1.9 Section 6.5, page 332: Estimation of random variables

  1. Assume that we want to know X but can only see Y, which depends on X.

  2. This is a generalization of our long-running noisy communication channel example. We'll do things a little more precisely now.

  3. Another application would be to estimate tomorrow's price of GOOG (X) given the prices to date (Y).

  4. Sometimes, but not always, we have a prior probability for X.

  5. For the communication channel we do, for GOOG, we don't.

  6. If we do, it's a ''maximum a posteriori estimator''.

  7. If we don't, it's a ''maximum likelihood estimator''. We effectively assume that that prior probability of X is uniform, even though that may not completely make sense.

  8. You toss a fair coin 3 times. X is the number of heads, from 0 to 3. Y is the position of the 1st head. from 0 to 3. If there are no heads, we'll say that the first head's position is 0.

    (X,Y)

    p(X,Y)

    (0,0)

    1/8

    (1,1)

    1/8

    (1,2)

    1/8

    (1,3)

    1/8

    (2,1)

    2/8

    (2,2)

    1/8

    (3,1)

    1/8

    E.g., 1 head can occur 3 ways (out of 8): HTT, THT, TTH. The 1st (and only) head occurs in position 1, one of those ways. p=1/8.

  9. Conditional probabilities:

    p(x|y)

    y=0

    y=1

    y=2

    y=3

    x=0

    1

    0

    0

    0

    x=1

    0

    1/4

    1/2

    1

    x=2

    0

    1/2

    1/2

    0

    x=3

    0

    1/4

    0

    0

    $g_{MAP}(y)$

    0

    2

    1 or 2

    1

    $P_{error}(y)$

    0

    1/2

    1/2

    0

    p(y)

    1/8

    1/2

    1/4

    1/8

    The total probability of error is 3/8.

  10. We observe Y and want to guess X from Y. E.g., If we observe $$\small y= \begin{pmatrix}0\\1\\2\\3\end{pmatrix} \text{then } x= \begin{pmatrix}0\\ 2 \text{ most likely} \\ 1, 2 \text{ equally likely} \\ 1 \end{pmatrix}$$

  11. There are different formulae. The above one was the MAP, maximum a posteriori probability.

    $$g_{\text{MAP}} (y) = \max_x p_x(x|y) \text{ or } f_x(x|y)$$

    That means, the value of $x$ that maximizes $p_x(x|y)$

  12. What if we don't know p(x|y)? If we know p(y|x), we can use Bayes. We might measure p(y|x) experimentally, e.g., by sending many messages over the channel.

  13. Bayes requires p(x). What if we don't know even that? E.g. we don't know the probability of the different possible transmitted messages.

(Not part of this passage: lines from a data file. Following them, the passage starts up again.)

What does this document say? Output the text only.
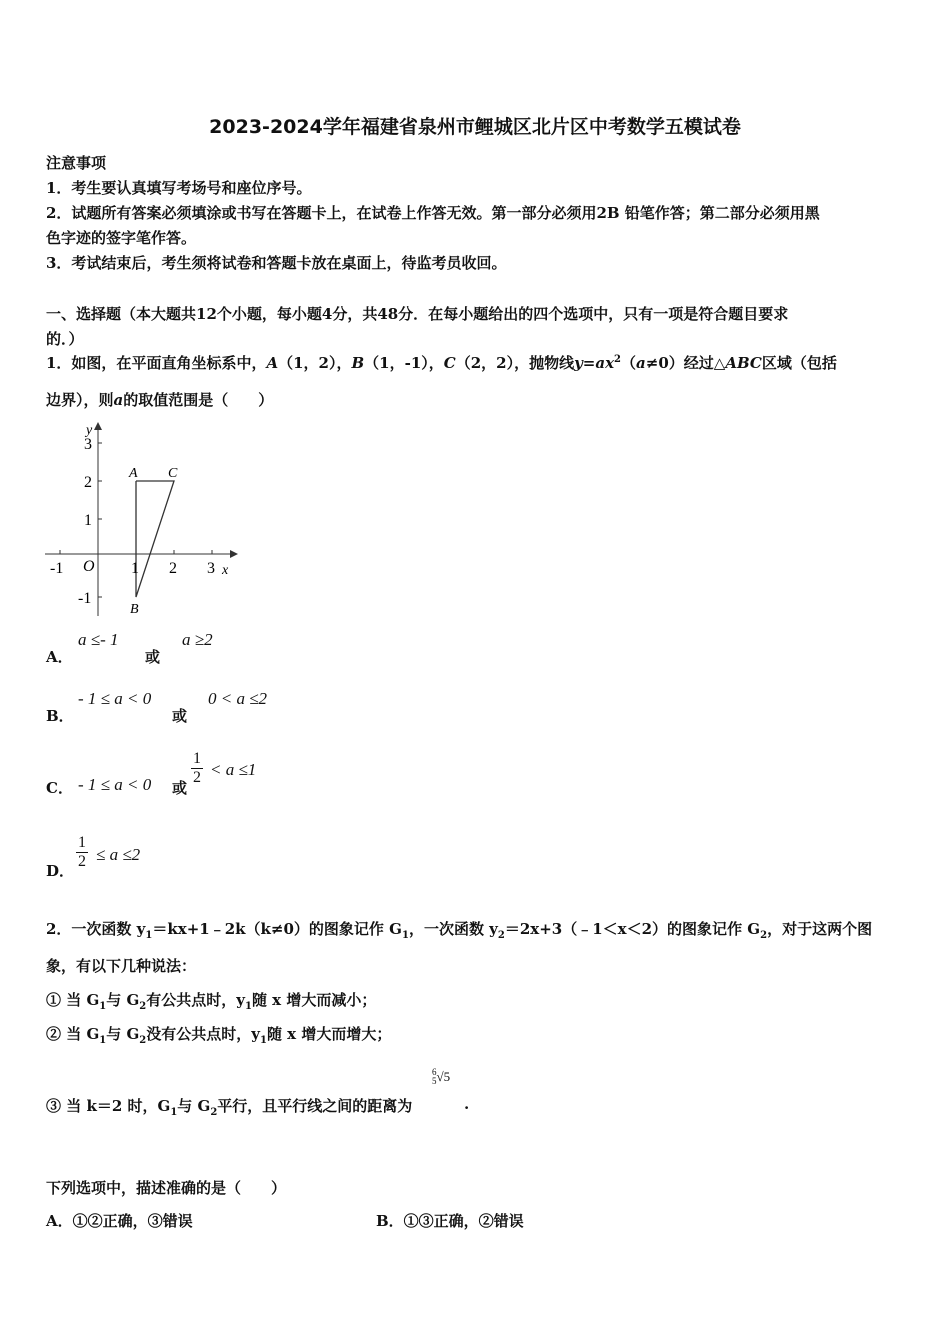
2023-2024学年福建省泉州市鲤城区北片区中考数学五模试卷
注意事项
1．考生要认真填写考场号和座位序号。
2．试题所有答案必须填涂或书写在答题卡上，在试卷上作答无效。第一部分必须用2B 铅笔作答；第二部分必须用黑
色字迹的签字笔作答。
3．考试结束后，考生须将试卷和答题卡放在桌面上，待监考员收回。
一、选择题（本大题共12个小题，每小题4分，共48分．在每小题给出的四个选项中，只有一项是符合题目要求
的．）
1．如图，在平面直角坐标系中，A（1，2），B（1，-1），C（2，2），抛物线$y=ax^2(a\ne 0)$经过△ABC区域（包括
边界），则a的取值范围是（　　）
y
x
O
-1	1 2 3
3
2
1
-1
A C
B
A．
a ≤- 1
或
a ≥2
B．
- 1 ≤ a < 0
或
0 < a ≤2
C． - 1 ≤ a < 0 或
$\frac{1}{2} < a \le 1$
D． $\frac{1}{2} \le a \le 2$
2．一次函数 $y_1=kx+1﹣2k(k\ne 0)$的图象记作 $G_1$，一次函数 $y_2=2x+3(﹣1<x<2)$的图象记作 $G_2$，对于这两个图
象，有以下几种说法：
① 当 $G_1$与 $G_2$有公共点时，$y_1$随 x 增大而减小；
② 当 $G_1$与 $G_2$没有公共点时，$y_1$随 x 增大而增大；
6
5 √5
③ 当 k＝2 时，$G_1$与 $G_2$平行，且平行线之间的距离为	.
下列选项中，描述准确的是（　　）
A．①②正确，③错误	B．①③正确，②错误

  14. Then use maximum likelihood estimator, ML. $$g_{\text{ML}} (y) = \max_x p_y(y|x) \text{ or } f_y(y|x)$$

  15. There are other estimators for different applications. E.g., regression using least squares might attempt to predict a graduate's QPA from his/her entering SAT scores. At Saratoga in August we might attempt to predict a horse's chance of winning a race from its speed in previous races. Some years ago, an Engineering Assoc Dean would do that each summer.

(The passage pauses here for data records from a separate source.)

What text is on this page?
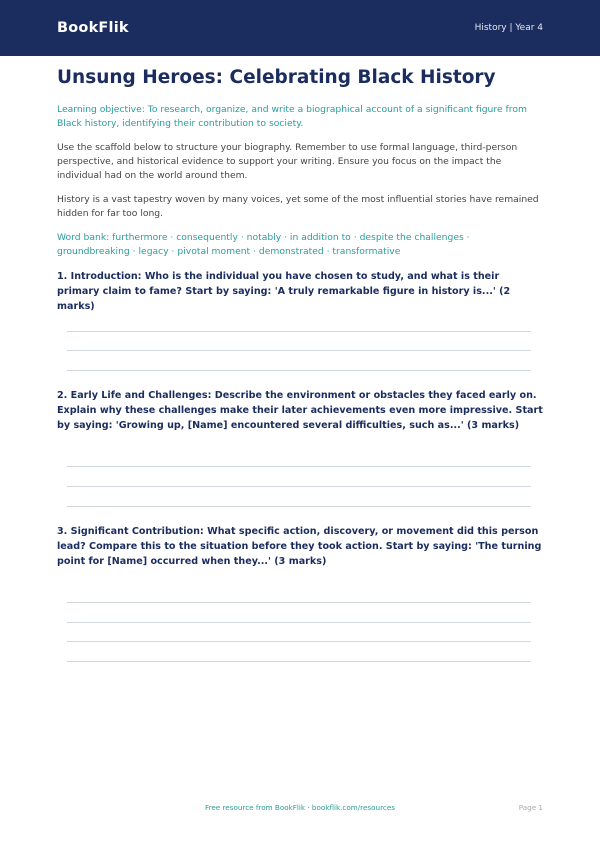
BookFlik	History | Year 4
Unsung Heroes: Celebrating Black History
Learning objective: To research, organize, and write a biographical account of a significant figure from Black history, identifying their contribution to society.
Use the scaffold below to structure your biography. Remember to use formal language, third-person perspective, and historical evidence to support your writing. Ensure you focus on the impact the individual had on the world around them.
History is a vast tapestry woven by many voices, yet some of the most influential stories have remained hidden for far too long.
Word bank: furthermore · consequently · notably · in addition to · despite the challenges · groundbreaking · legacy · pivotal moment · demonstrated · transformative
1. Introduction: Who is the individual you have chosen to study, and what is their primary claim to fame? Start by saying: 'A truly remarkable figure in history is...' (2 marks)
2. Early Life and Challenges: Describe the environment or obstacles they faced early on. Explain why these challenges make their later achievements even more impressive. Start by saying: 'Growing up, [Name] encountered several difficulties, such as...' (3 marks)
3. Significant Contribution: What specific action, discovery, or movement did this person lead? Compare this to the situation before they took action. Start by saying: 'The turning point for [Name] occurred when they...' (3 marks)
Free resource from BookFlik · bookflik.com/resources	Page 1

  16. Historically, IMO, some of the techniques, like least squares and logistic regression, have been used more because they're computationally easy than because they're logically justified.

1.10 Central limit theorem etc

  1. Review: Almost no matter what distribution the random variable X is, $F_{M_n}$ quickly becomes Gaussian as n increases. n=5 already gives a good approximation.

  2. nice applets:

    1. http://onlinestatbook.com/stat_sim/normal_approx/index.html This tests how good is the normal approximation to the binomial distribution.

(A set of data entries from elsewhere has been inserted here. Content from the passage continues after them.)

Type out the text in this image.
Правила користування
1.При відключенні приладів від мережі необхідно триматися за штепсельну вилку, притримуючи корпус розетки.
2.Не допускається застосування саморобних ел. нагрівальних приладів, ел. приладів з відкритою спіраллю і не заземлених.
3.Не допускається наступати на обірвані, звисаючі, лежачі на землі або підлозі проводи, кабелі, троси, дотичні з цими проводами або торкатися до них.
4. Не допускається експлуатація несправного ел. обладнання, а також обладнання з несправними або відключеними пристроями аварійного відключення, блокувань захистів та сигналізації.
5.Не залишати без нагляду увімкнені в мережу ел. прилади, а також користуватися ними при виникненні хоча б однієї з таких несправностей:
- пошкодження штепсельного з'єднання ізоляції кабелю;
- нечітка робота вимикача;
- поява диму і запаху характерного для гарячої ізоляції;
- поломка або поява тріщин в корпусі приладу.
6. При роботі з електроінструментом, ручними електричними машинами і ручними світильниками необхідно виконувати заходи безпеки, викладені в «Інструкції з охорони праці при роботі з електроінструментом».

    2. http://onlinestatbook.com/stat_sim/sampling_dist/index.html This lets you define a distribution, and take repeated samples of a given size. It shows how the means of the samples are distributed. For sample with more than a few observations, they look fairly normal.

  3. Sample problems.

    1. Problem 7.1 on page 402.

    2. Problem 7.22.

    3. Problem 7.25.